The path cuts through the old exercise or “airing” yard where prisoners would get some fresh air and a little bit of vitamin D while they served out their sentences. For some those stone walls were the last thing they’d see because the exercise yard had a dual purpose.
It was the site of at least nine executions between 1847 and 1919.
Stories about the site being haunted go back many years and that has made it a regular stop for Greg Taylor during his guided Ghost Walk of Guelph tours.
“In and around the courthouse, my prior interviews revealed that some of those inside had an odd feeling of being watched,” said Taylor. “In one office in particular someone told me they saw shadows of a person walking by on the wall of someone who wasn't there.”
County photographer Chris Piccinetti has worked at the site for several years and even had a desk in the basement of the old jail.
“I’ve never seen anything strange but people often talk about it,” he said. “I’ve heard stories about people seeing images in a window or shadows moving down the hall.”
Taylor has been leading Ghost Walk of Guelph tours through the city since 2013 and has yet to see a ghost at any of the reputedly haunted locations in the downtown area. The closest he has come to a measurable brush with the paranormal occurred on the grounds of the old jail.
“I took a private group on a walk - a group of girls on a Grade 9 overnight,” said Taylor. “One brought an EMF detector and nothing happened all during the walk until the courthouse when it lit up like a Christmas tree.”
Public hangings were a form of community entertainment during the mid 1800s and people traveled from as far away as Hamilton and Toronto to witness executions at the jail in Guelph.

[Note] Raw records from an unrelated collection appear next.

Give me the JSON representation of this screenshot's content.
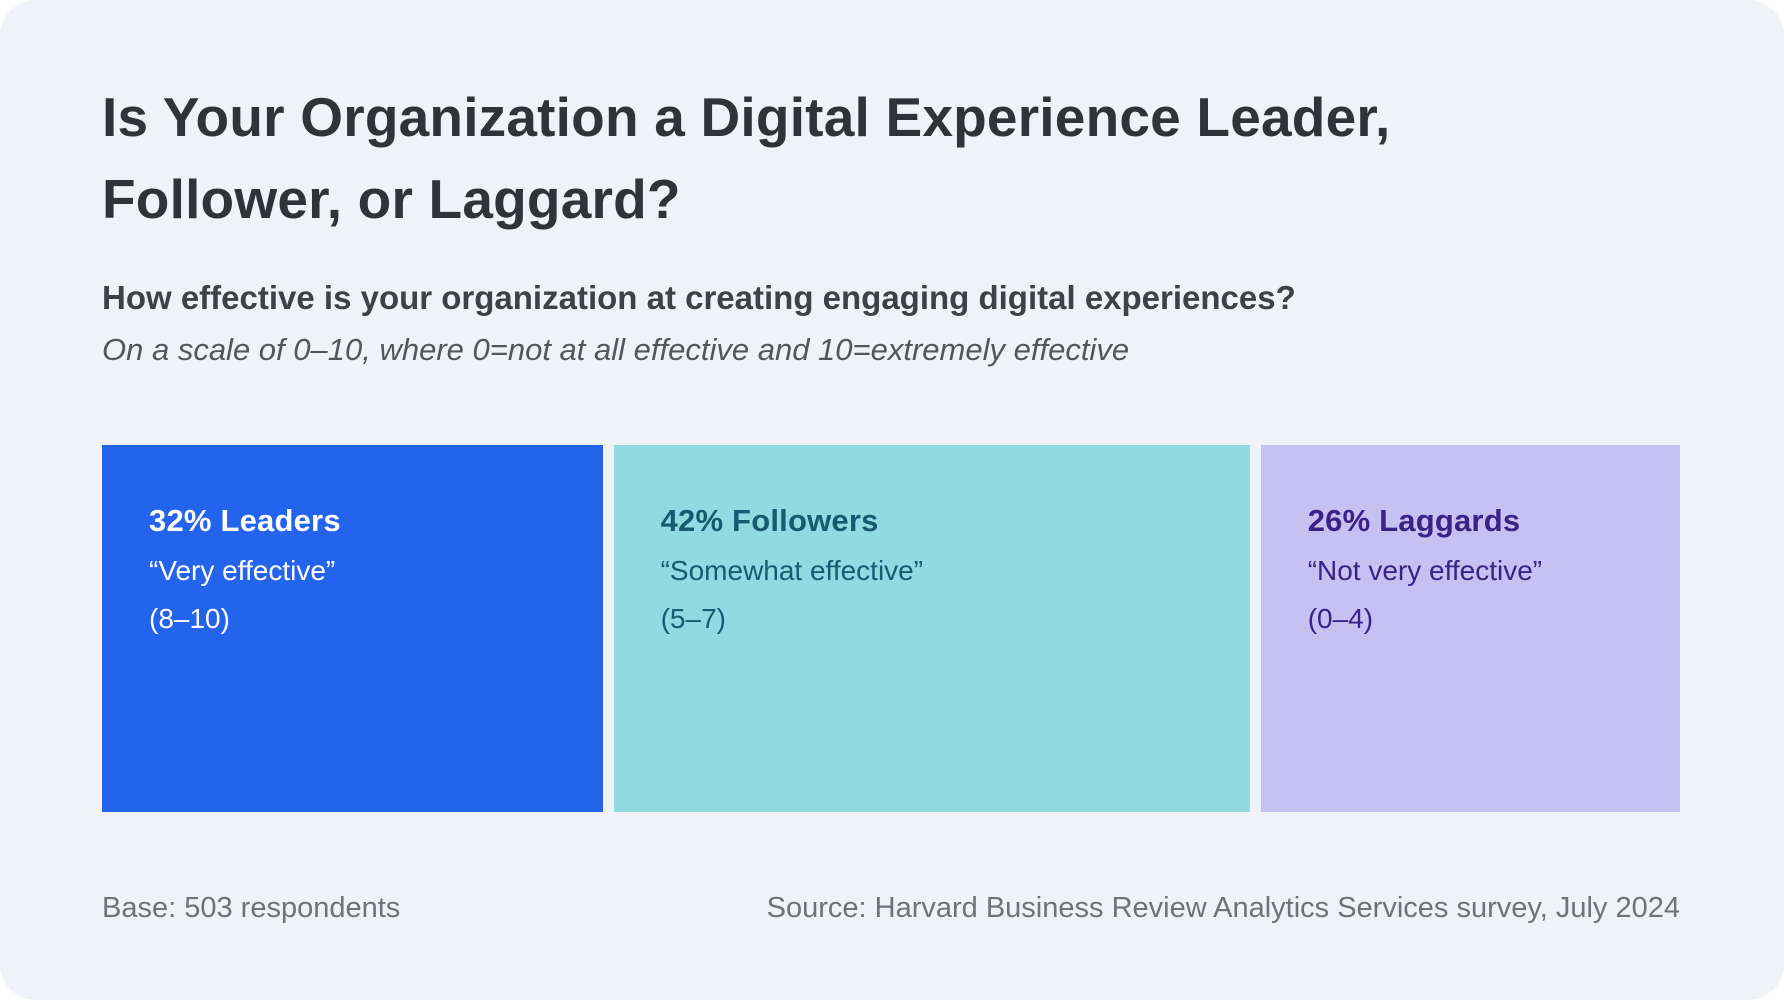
{
  "page": {
    "card_background": "#EFF2F7"
  },
  "header": {
    "title_line1": "Is Your Organization a Digital Experience Leader,",
    "title_line2": "Follower, or Laggard?",
    "question": "How effective is your organization at creating engaging digital experiences?",
    "scale_note": "On a scale of 0–10, where 0=not at all effective and 10=extremely effective"
  },
  "chart_data": {
    "type": "bar",
    "subtype": "proportional-width-segments",
    "title": "Is Your Organization a Digital Experience Leader, Follower, or Laggard?",
    "subtitle": "How effective is your organization at creating engaging digital experiences?",
    "scale_note": "On a scale of 0–10, where 0=not at all effective and 10=extremely effective",
    "unit": "%",
    "categories": [
      "Leaders",
      "Followers",
      "Laggards"
    ],
    "values": [
      32,
      42,
      26
    ],
    "segments": [
      {
        "percent": "32%",
        "label": "Leaders",
        "headline": "32% Leaders",
        "quote": "“Very effective”",
        "range": "(8–10)",
        "color": "#2463EC",
        "text_color": "#FFFFFF"
      },
      {
        "percent": "42%",
        "label": "Followers",
        "headline": "42% Followers",
        "quote": "“Somewhat effective”",
        "range": "(5–7)",
        "color": "#90DAE2",
        "text_color": "#185A70"
      },
      {
        "percent": "26%",
        "label": "Laggards",
        "headline": "26% Laggards",
        "quote": "“Not very effective”",
        "range": "(0–4)",
        "color": "#C7C0F2",
        "text_color": "#3A2383"
      }
    ]
  },
  "footer": {
    "base": "Base: 503 respondents",
    "source": "Source: Harvard Business Review Analytics Services survey, July 2024"
  }
}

The first public hanging in Guelph was that of Charles Coghlin on July 01, 1847. He was convicted of stabbing and killing his neighbour Richard Oliver during a drunken fight on Eramosa Road near what is now the Bullfrog Mall. The fight was related to a family feud that arose from religious antagonism between Irish Catholics and Protestants.

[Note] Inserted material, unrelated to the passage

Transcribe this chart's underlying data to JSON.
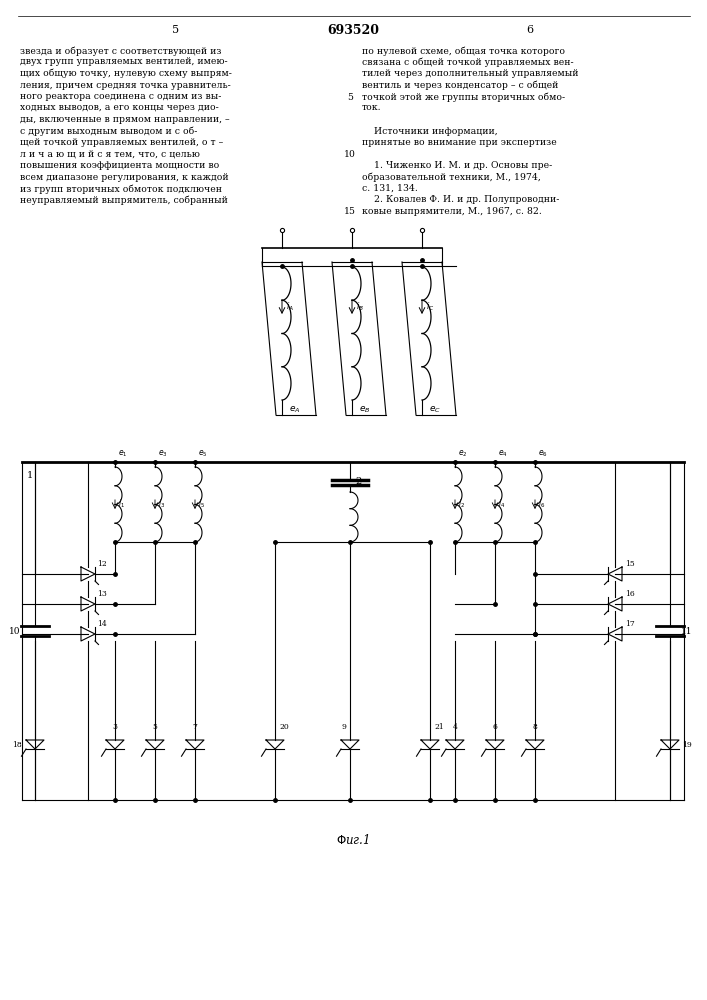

There were four more public hangings documented at the jail over the next four decades including the only black man on record Henry White convicted of killing his common-law wife Susannah on Aug 11, 1875 and hanged Dec 23, 1875.

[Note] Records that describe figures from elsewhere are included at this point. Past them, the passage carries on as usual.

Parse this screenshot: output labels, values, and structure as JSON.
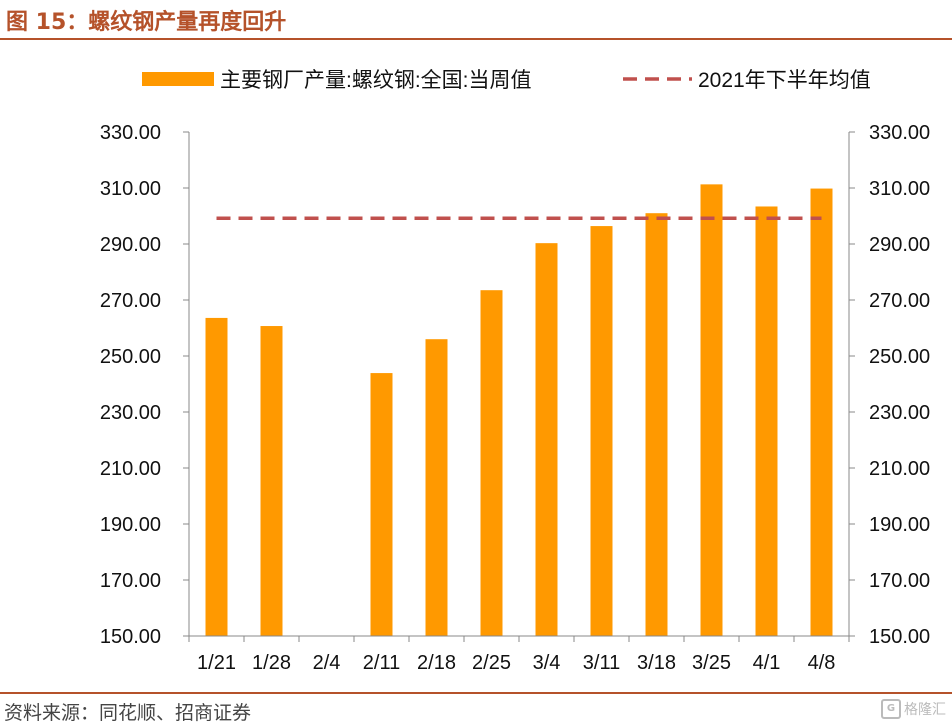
{
  "header": {
    "title": "图 15：螺纹钢产量再度回升"
  },
  "footer": {
    "source": "资料来源：同花顺、招商证券",
    "watermark": "格隆汇"
  },
  "colors": {
    "bar": "#FF9900",
    "avg_line": "#C0504D",
    "accent": "#B5522A"
  },
  "chart_data": {
    "type": "bar",
    "title": "",
    "xlabel": "",
    "ylabel": "",
    "categories": [
      "1/21",
      "1/28",
      "2/4",
      "2/11",
      "2/18",
      "2/25",
      "3/4",
      "3/11",
      "3/18",
      "3/25",
      "4/1",
      "4/8"
    ],
    "series": [
      {
        "name": "主要钢厂产量:螺纹钢:全国:当周值",
        "type": "bar",
        "values": [
          263.6,
          260.7,
          null,
          243.9,
          256.0,
          273.5,
          290.3,
          296.4,
          301.0,
          311.3,
          303.4,
          309.8
        ]
      },
      {
        "name": "2021年下半年均值",
        "type": "line",
        "style": "dashed",
        "values": [
          299.2,
          299.2,
          299.2,
          299.2,
          299.2,
          299.2,
          299.2,
          299.2,
          299.2,
          299.2,
          299.2,
          299.2
        ]
      }
    ],
    "ylim": [
      150,
      330
    ],
    "yticks": [
      "150.00",
      "170.00",
      "190.00",
      "210.00",
      "230.00",
      "250.00",
      "270.00",
      "290.00",
      "310.00",
      "330.00"
    ],
    "secondary_yticks": [
      "150.00",
      "170.00",
      "190.00",
      "210.00",
      "230.00",
      "250.00",
      "270.00",
      "290.00",
      "310.00",
      "330.00"
    ],
    "grid": false,
    "legend_position": "top"
  }
}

The last public hanging was that of fraudulent bookkeeper William Harvey convicted of killing his wife Mathilda and two of their children in March 1889 and hanged in Nov 29, 1889.
Harvey’s execution was botched and as many as 75 witnesses, including a group of boys who had climbed nearby trees to peer over the wall, looked on in horror as the condemned man slowly strangled to death.
The macabre display put an end to public hangings at the jail but at least four more men were executed there by 1919.
Some of the condemned men went to their graves as repentant killers, some cheated the hang man and some died proclaiming their innocence.
“At 3 a.m., July 4, 1916, Tony Legato, waiting to be hung for murder, committed suicide,” said Guelph author and historian Bonnie Durtnall. “Some say James Giovanzzi, executed there in 1919 for murder, might have been innocent. He never admitted to the crime, even on the gallows unlike Henry White who freely admitted both his sin and his guilt and actually thanked the governor of the Gaol and Mr. Taylor, the turnkey for their 'kind treatment'."
The stories of these condemned men continue to feed into the legends of ghosts walking the grounds of the old jail especially this time of year and they will remain a part of the dark history of Guelph’s first gaol and gallows.